9- Yerli rantiyeler: Bankalar yüksek montanlı mevduatlara ekstra faizler ödüyor. Vadesiz mevduat bir yana bırakılırsa, mevduatın yüzde 55’inin vadesi 3 ay ve altında. Cazip faizlerle bu hesaplara bir miktar para çekebilirse de, vadelerin kısalığı nedeniyle bankacılık sistemi iyice rantiye kesimlere tutsak düşer. Önümüzdeki aylarda faizleri indirmek çok zorlaşır. Yurtiçi yerleşiklerin en son 164 milyar dolar olan döviz ve altın mevduatlarında ise, ancak sınırlı bir çözülme gerçekleşir. Sistem döviz ve faiz arasındaki zigzaglara bağımlılığını sürdürür. Borsanın ise, normalde hem yüksek faizlerin şirketler için bir maliyet kalemi olması, hem de talebin yavaşlama riski nedeniyle ivme kaybetmesi beklenir.
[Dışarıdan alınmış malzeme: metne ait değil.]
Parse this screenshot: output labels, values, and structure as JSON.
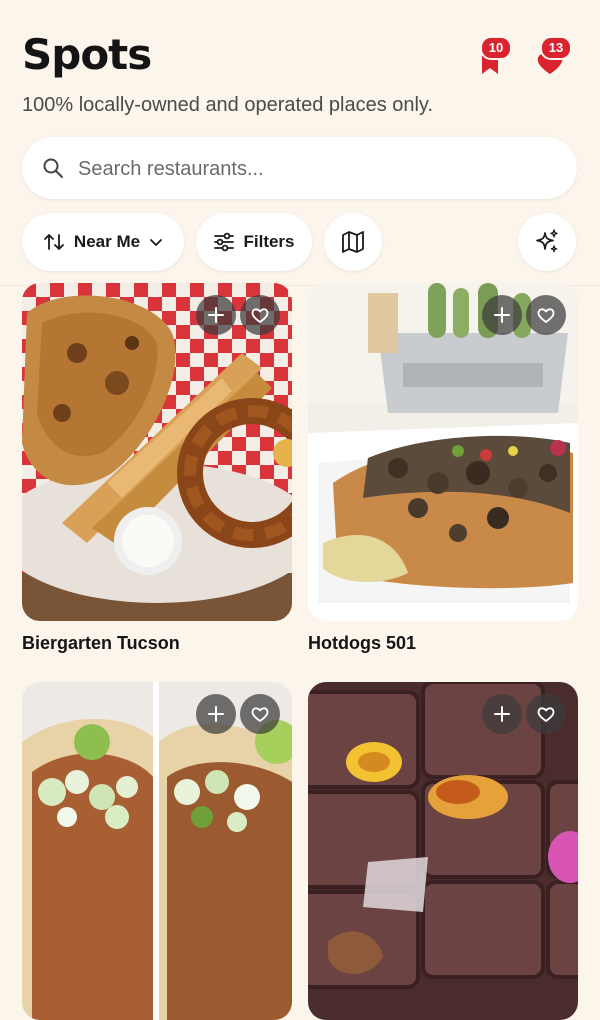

Ancak taze yabancı para girişleri umudu endeksi ayakta tutar.
10- Sade yurttaş: Burada fazla bir borcu da bulunmayan, KKM’yle filan işi olmayan istihdam sahibi ücretli kategorisinde ortalama yurttaşı temel alıyoruz. Ekonominin durgunlaşması, durduğu yerde işsiz kalmasına yol açabilir. Bu gerçekleşmese dahi, geçmiş ekonomik krizlerde gözlemlediğimiz gibi, ücretlerinin geç, eksik ödenmesi sosyal hakların budanması, fazla mesailerinin hiç değerlendirilmemesi gibi durumlarla yüz yüze gelebilir. İşgücü piyasasına yeni girecek gençler ise, yeni iş olanakları açılmaması nedeniyle kariyerlerinin başlangıç noktasında hayal kırıklığıyla karşılaşırlar.